The Problem With Being Called ‘Strong’ for Not Expressing Your Pain

Every morning I open my laptop and respond to blog comments. Once I’ve responded to and approved everything on my own blog, I open a new tab and navigate to The Mighty.com.

A great way to start my day, I always look forward to the positive messages and uplifting words of some of the only people in the world who seem to understand certain aspects of my life. We have the same struggles, fears, and problems.

This morning I stumbled across an amazing post by Morgan McCardell, contributor to the General Chronic Illness section of The Mighty. Her words describing pain and emotions that I have felt so many times.

Society doesn’t respond well to weakness and I don’t respond well to pity so I often keep my struggles to myself. It is also very difficult to be so vulnerable when you are sick or have something that you cannot do for yourself.

We hide when we are struggling and people don’t normally get to see us when we are at our worst. People call us strong but in reality we my just be surviving or doing what we have to do to get by.

I do think I am strong and I realize I fight a lot of obstacles but the people who make these comments not normally people who understand what I actually go through.

Somehow it has less of a sting when someone reading my blog tells me I am strong or when someone who has seen me at my worst says it. At least these people actually know what strength I have.

Please check out the full post here. Below is just a small snip-it of her powerful post.

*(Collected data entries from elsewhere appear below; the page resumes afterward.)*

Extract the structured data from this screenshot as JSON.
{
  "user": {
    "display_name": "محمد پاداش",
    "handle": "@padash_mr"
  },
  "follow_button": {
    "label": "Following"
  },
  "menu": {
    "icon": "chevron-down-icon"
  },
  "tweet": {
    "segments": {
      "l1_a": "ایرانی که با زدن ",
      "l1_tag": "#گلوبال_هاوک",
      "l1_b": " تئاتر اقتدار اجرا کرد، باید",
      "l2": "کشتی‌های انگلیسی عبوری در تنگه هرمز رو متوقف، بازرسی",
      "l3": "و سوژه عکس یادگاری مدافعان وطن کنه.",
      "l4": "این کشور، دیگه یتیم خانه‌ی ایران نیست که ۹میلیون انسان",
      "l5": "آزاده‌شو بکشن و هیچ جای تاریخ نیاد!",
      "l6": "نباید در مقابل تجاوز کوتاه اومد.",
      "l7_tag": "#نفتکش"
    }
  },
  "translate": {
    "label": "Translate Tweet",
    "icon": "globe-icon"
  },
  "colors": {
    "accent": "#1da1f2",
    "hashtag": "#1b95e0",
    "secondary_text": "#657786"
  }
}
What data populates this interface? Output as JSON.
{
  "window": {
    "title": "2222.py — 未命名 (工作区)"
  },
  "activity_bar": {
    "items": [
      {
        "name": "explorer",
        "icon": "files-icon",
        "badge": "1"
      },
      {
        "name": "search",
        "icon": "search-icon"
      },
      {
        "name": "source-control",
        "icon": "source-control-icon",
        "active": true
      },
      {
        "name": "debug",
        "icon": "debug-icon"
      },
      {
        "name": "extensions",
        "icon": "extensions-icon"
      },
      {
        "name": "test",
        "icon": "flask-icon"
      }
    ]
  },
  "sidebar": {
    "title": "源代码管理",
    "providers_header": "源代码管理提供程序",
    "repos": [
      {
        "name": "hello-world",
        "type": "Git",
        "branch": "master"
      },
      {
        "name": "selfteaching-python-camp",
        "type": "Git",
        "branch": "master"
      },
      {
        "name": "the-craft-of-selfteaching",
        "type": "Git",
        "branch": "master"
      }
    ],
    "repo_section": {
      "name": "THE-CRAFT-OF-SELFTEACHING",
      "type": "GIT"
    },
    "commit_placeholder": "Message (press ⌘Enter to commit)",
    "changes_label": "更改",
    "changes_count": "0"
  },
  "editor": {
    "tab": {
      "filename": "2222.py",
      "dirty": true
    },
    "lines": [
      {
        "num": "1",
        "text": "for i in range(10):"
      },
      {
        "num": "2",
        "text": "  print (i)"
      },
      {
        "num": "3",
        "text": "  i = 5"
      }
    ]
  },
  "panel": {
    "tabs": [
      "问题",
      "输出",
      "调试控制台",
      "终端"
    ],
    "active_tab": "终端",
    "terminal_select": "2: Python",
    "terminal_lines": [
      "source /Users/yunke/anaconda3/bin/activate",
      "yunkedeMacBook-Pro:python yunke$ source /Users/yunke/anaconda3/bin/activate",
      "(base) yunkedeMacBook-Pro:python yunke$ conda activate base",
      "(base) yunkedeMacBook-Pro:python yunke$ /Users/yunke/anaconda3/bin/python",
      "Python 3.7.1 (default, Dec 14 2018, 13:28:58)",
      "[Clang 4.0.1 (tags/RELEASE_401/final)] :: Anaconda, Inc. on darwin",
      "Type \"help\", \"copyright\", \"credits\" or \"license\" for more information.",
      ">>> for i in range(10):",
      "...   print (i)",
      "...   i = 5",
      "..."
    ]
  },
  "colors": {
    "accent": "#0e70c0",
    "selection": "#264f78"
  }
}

I take great issue with the sentiment that those who do not express their pain and sadness should be glorified for their strength. You’ve likely seen it in obituaries: “She fought a brave battle, and never complained once” or “She was always positive even through the pain.” The truth is, it is much more likely that they weren’t always positive. Whether it be pride, or simply not wanting to inconvenience anyone, it is much, much more likely that they just didn’t show their pain to you or never showed it to anyone at all. We all have dark days and we all need help and reassurance once in a while when we are struggling. To express that does not denote weakness. I feel that true strength is the ability to let yourself cry when you need to, to put pride aside and ask for help when you need it, and to let the ones who love you help pick you back up when you’ve fallen. I will not be ashamed of that, nor will I apologize for “feeling sorry for myself” when I need to. I will not apologize for being human.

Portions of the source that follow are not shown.